Reno Air Races halfway to goal

“We’re over halfway there,” Tony Logoteta, RARA’s chief operating officer, told AOPA this week. “We received a large donation from a charitable fund, and we have hit the $50,000 match. That bumps us up to just over $250,000. Right now, we’re over halfway to our goal, in half of the time we set out.”

The $50,000 match was met on December 7, and the campaign passed the halfway point December 9, he said. RARA just announced another $20,000 in matching grants for the “Save the Races” campaign, which runs through the end of the year.

Logoteta said the association’s board met last week. “We met all day to discuss the upcoming year, fundraising, and where we think we’re at,” he said. “We came out of it encouraged that we have a path forward in 2021 and that we’ll be able to hold an event. We even had a representative of the Nevada government who gave us an update on where [the state of Nevada is with respect to the pandemic], and didn’t give any indication that our thinking is out of line.”

While timelines for deployment of a vaccine look encouraging right now, Logoteta added, plans are subject to both the COVID-19 and fundraising situations. “Fundraising is the key.”

In late June, when the COVID-19 pandemic forced RARA to cancel the 2020 Stihl National Championship Air Races—which were scheduled for September 16 through 20—it actually might have been a blessing in disguise for the organization. If plans for the September races had continued, RARA would have faced a much more costly, last-minute cancellation—if not from COVID-19, then from smoke from California wildfires that shrouded the Reno/Stead Airport course in Reno, Nevada, for most of race week.

“As I’ve come to say to people, God works in mysterious ways. Had we not been canceled by COVID, it would have been worse for us,” Fred Telling, RARA board chairman and a veteran T–6 racer at Reno, said in early October. Pandemic notwithstanding, smoke reduced visibility to less than two miles, and would have precluded practice flying the Sunday before the weekend, as well as qualifications Monday, Tuesday, and Wednesday morning. Heat races normally begin on Wednesday afternoon, but conditions didn’t improve until Friday afternoon.

Although the 2019 races were well attended, they lost money, primarily because of an unexpected $160,000 insurance premium increase. “While the team budgeted accordingly for 2020, any opportunity to recover was completely cut off by COVID-19 and instead the issue was compounded,” RARA said on its website. “No event meant no income.”

The association does more than host air races; RARA also provides science, technology, engineering, and math education intended to inspire today’s youth to pursue careers in aviation and aerospace engineering. Its educational efforts reached more than 7,000 young people in 2019.
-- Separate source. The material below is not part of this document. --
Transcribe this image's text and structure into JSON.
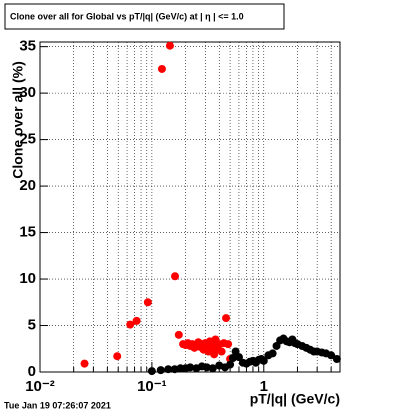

There’s a lot to look forward to in 2021, Logoteta noted. It will be the debut of the STOL competition, which was demonstrated in 2019 and has been officially accredited by the FAA; it would have debuted this year. “We’re really excited about that,” he said. “The fans really seem to dig it. It’s all right in front of them.” The U.S. Air Force Thunderbirds will return in 2021. “We basically rolled our performers from 2020 over to 2021. It will be a nice, full performer lineup in addition to seven racing classes.”
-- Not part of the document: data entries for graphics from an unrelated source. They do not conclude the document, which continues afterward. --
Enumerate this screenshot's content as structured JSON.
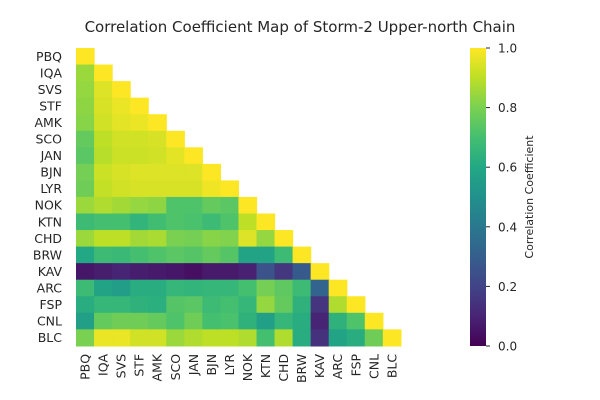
{
  "chart_data": {
    "type": "heatmap",
    "title": "Correlation Coefficient Map of Storm-2 Upper-north Chain",
    "mask": "upper-triangle",
    "labels": [
      "PBQ",
      "IQA",
      "SVS",
      "STF",
      "AMK",
      "SCO",
      "JAN",
      "BJN",
      "LYR",
      "NOK",
      "KTN",
      "CHD",
      "BRW",
      "KAV",
      "ARC",
      "FSP",
      "CNL",
      "BLC"
    ],
    "matrix": [
      [
        1.0
      ],
      [
        0.85,
        1.0
      ],
      [
        0.84,
        0.95,
        1.0
      ],
      [
        0.83,
        0.94,
        0.97,
        1.0
      ],
      [
        0.82,
        0.93,
        0.96,
        0.97,
        1.0
      ],
      [
        0.76,
        0.9,
        0.93,
        0.93,
        0.94,
        1.0
      ],
      [
        0.74,
        0.89,
        0.92,
        0.92,
        0.93,
        0.96,
        1.0
      ],
      [
        0.79,
        0.92,
        0.94,
        0.95,
        0.95,
        0.95,
        0.95,
        1.0
      ],
      [
        0.78,
        0.91,
        0.93,
        0.94,
        0.94,
        0.94,
        0.94,
        0.98,
        1.0
      ],
      [
        0.85,
        0.88,
        0.86,
        0.84,
        0.83,
        0.72,
        0.72,
        0.76,
        0.74,
        1.0
      ],
      [
        0.68,
        0.7,
        0.7,
        0.65,
        0.69,
        0.72,
        0.71,
        0.68,
        0.72,
        0.9,
        1.0
      ],
      [
        0.85,
        0.9,
        0.9,
        0.86,
        0.87,
        0.8,
        0.79,
        0.82,
        0.81,
        0.95,
        0.84,
        1.0
      ],
      [
        0.6,
        0.68,
        0.67,
        0.7,
        0.72,
        0.74,
        0.73,
        0.76,
        0.73,
        0.58,
        0.58,
        0.68,
        1.0
      ],
      [
        0.06,
        0.08,
        0.1,
        0.08,
        0.07,
        0.06,
        0.04,
        0.07,
        0.07,
        0.09,
        0.25,
        0.16,
        0.28,
        1.0
      ],
      [
        0.68,
        0.58,
        0.55,
        0.62,
        0.62,
        0.66,
        0.65,
        0.66,
        0.66,
        0.7,
        0.79,
        0.75,
        0.68,
        0.32,
        1.0
      ],
      [
        0.62,
        0.66,
        0.66,
        0.64,
        0.63,
        0.73,
        0.74,
        0.68,
        0.7,
        0.66,
        0.84,
        0.76,
        0.64,
        0.15,
        0.88,
        1.0
      ],
      [
        0.56,
        0.76,
        0.78,
        0.78,
        0.76,
        0.72,
        0.78,
        0.7,
        0.71,
        0.64,
        0.56,
        0.66,
        0.62,
        0.1,
        0.64,
        0.72,
        1.0
      ],
      [
        0.8,
        0.97,
        0.97,
        0.93,
        0.93,
        0.85,
        0.88,
        0.9,
        0.9,
        0.88,
        0.7,
        0.88,
        0.62,
        0.14,
        0.58,
        0.62,
        0.78,
        1.0
      ]
    ],
    "colorbar": {
      "label": "Correlation Coefficient",
      "range": [
        0,
        1
      ],
      "ticks": [
        "0.0",
        "0.2",
        "0.4",
        "0.6",
        "0.8",
        "1.0"
      ],
      "colormap": "viridis"
    }
  }
}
The association would like to raise more than $1 million to put the races on sound footing for the longer term; without raising $500,000 by the end of the year, according to the website, “the reality is the 57th National Championship Air Races are in jeopardy.”

As a charitable 501(c)3 nonprofit organization, all donations to RARA are tax deductible. Contributions can be made online, or by mailing a check to: Reno Air Racing Association, 14501 Mt. Anderson St., Reno, NV 89506.

The 2021 Stihl National Championship Air Races are scheduled for September 15 through 19.